Kristoff! I told you the Brotherhood people would be here to pick up Mattias and Kristjana! Go away before they see you!
Dio , he swore. I thought they would be gone by now. Did you find out where Alec is?
No, I haven’t even brought that up.
“Kristoff?” Janice said, suspicion tainting the word.
“Yes, he’s my . . . er . . .”
“Husband,” Kristoff said, appearing in the doorway. He eyed the two Brotherhood folk for a moment. I do not know them. Where are they from?
Seattle.
Then they will not know me, either. I have not worked in the United States. “Kristoff von Hannelore,” he added, making a little bow.

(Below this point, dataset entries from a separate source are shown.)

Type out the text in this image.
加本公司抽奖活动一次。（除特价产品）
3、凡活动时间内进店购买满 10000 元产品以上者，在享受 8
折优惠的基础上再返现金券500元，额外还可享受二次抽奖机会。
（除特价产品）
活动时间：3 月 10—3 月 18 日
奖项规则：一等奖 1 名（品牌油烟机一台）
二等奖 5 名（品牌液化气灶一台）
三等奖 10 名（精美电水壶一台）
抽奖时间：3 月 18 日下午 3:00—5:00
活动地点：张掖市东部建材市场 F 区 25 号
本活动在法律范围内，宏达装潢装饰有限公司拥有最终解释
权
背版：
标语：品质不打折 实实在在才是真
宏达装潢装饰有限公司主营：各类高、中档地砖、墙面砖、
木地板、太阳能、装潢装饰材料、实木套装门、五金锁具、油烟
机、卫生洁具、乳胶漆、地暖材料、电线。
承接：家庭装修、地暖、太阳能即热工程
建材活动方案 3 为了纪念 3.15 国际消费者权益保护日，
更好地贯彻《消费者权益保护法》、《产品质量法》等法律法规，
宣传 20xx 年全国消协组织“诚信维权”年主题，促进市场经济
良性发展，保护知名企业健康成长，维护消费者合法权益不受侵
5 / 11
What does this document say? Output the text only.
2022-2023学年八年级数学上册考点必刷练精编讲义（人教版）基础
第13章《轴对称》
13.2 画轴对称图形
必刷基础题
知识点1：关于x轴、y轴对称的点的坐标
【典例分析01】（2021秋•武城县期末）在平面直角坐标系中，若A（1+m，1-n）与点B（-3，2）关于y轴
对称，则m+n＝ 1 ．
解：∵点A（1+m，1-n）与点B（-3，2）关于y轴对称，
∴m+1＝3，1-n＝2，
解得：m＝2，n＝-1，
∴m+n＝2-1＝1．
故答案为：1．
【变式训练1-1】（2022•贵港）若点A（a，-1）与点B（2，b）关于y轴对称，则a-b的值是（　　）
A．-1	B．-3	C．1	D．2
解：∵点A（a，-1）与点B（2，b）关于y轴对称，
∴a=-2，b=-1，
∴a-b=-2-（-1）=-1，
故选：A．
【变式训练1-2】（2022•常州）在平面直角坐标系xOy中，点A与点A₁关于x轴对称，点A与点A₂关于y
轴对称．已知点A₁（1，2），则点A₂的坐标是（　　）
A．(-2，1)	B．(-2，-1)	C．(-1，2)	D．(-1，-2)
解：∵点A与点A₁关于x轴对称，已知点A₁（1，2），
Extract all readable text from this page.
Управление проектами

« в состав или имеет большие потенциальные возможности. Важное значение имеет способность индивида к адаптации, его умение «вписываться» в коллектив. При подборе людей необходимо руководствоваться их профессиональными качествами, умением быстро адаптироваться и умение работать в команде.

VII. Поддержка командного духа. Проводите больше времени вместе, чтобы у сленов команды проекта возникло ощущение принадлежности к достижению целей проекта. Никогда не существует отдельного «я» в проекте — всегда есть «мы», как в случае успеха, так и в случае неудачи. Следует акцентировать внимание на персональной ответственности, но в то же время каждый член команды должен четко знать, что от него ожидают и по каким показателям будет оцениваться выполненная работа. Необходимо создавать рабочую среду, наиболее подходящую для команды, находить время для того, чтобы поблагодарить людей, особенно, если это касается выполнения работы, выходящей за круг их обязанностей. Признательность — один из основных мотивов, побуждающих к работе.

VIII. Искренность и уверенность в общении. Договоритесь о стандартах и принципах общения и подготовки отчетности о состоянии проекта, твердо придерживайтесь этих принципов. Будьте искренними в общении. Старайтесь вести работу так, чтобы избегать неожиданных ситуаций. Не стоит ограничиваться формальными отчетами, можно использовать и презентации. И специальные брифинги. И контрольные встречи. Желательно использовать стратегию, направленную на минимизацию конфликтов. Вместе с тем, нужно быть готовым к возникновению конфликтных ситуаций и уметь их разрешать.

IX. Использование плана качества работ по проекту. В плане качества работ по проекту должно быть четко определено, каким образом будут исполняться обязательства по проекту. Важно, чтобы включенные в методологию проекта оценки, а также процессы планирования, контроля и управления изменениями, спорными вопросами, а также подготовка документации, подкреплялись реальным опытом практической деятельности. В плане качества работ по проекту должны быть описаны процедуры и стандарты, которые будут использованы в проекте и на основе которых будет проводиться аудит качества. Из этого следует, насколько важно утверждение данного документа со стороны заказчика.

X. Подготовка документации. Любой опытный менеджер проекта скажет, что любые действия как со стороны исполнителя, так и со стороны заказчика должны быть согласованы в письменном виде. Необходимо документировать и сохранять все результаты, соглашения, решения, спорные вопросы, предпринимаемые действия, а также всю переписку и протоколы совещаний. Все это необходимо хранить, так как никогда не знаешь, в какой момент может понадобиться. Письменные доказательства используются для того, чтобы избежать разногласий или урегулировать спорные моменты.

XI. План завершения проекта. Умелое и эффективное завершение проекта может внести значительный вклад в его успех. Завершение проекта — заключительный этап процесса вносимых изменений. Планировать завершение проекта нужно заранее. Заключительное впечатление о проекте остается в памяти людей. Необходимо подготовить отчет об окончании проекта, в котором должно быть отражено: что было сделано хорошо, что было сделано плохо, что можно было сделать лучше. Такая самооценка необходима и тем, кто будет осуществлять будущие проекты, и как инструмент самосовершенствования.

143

Von Hannelore? I asked, somewhat surprised by his surname. I had been too flustered at our rushed wedding to notice what name was listed for him on the papers, and hadn’t thought to ask him about it since. Isn’t that German? I thought you were Italian.
My parents were from a small principality in what is now Germany. I lived there in my youth.
“But . . . you’re married to the sacristan,” Janice said, frowning.
Mattias took my hand and kissed my fingers. “Yes, she is. My Pia. My wife. She needs me. Licks?”
Kristoff pried Mattias’s fingers off my hand, taking it himself. “She was married to me first.”
“It’s a bit complicated,” I said, wondering how on earth I could explain Kristoff.
“Kristoff is my friend, too,” Mattias added, beaming at him and trying to take his hand.
Kristoff growled, I am not used to having to be explained.
Yeah, well, people who charge in on meetings with their mortal enemies just have to tough out what they find.
“You have two husbands?” Rick asked a bit hesitantly. “Is that legal?”
“Well . . . technically-”
“Yes,” Kristoff said quickly.
They don’t seem to realize you’re a vampire. I’m glad, but I have to say that it surprises me a bit.
It’s not like we walk around with a big sign pointing to us proclaiming, “Dark One,” you know.
Yes, but you’re their area of specialty. Shouldn’t they at least sense something different about you?
Experienced reapers might. These two appear innocuous.
“I like licking,” Mattias said, apropos of nothing.
“You try and you’ll find yourself without a tongue,” Kristoff threatened as Mattias grinned at him.
“Mattias! Sit!” I ordered, pointing to the chair. “No licking! No kissing! And stop trying to hold Kristoff’s hand.”
“Pia, Pia, Pia,” was his sad little refrain as he obeyed my command and sat in a chair next to me, pouting slightly as he clutched the hem of my gauze skirt.
“What you have done to that poor man-to both of them . . .” Janice said, her face dark with malevolence. “You will answer to the governors for these crimes; oh, yes, you will!”
Rick had been giving Kristoff a thorough visual examination, and said finally, a puzzled frown between his brows, “You are not a member of the Brotherhood?”
“No,” he said, tensing.
“Kristoff is helping me with . . . er . . . finding Ulfur,” I improvised, hoping the mostly true statement would pass muster. “Which isn’t going to be easy at all. An Ilargi has taken his soul.”
“Ilargi!” Janice gasped. “Here? You must stop him!”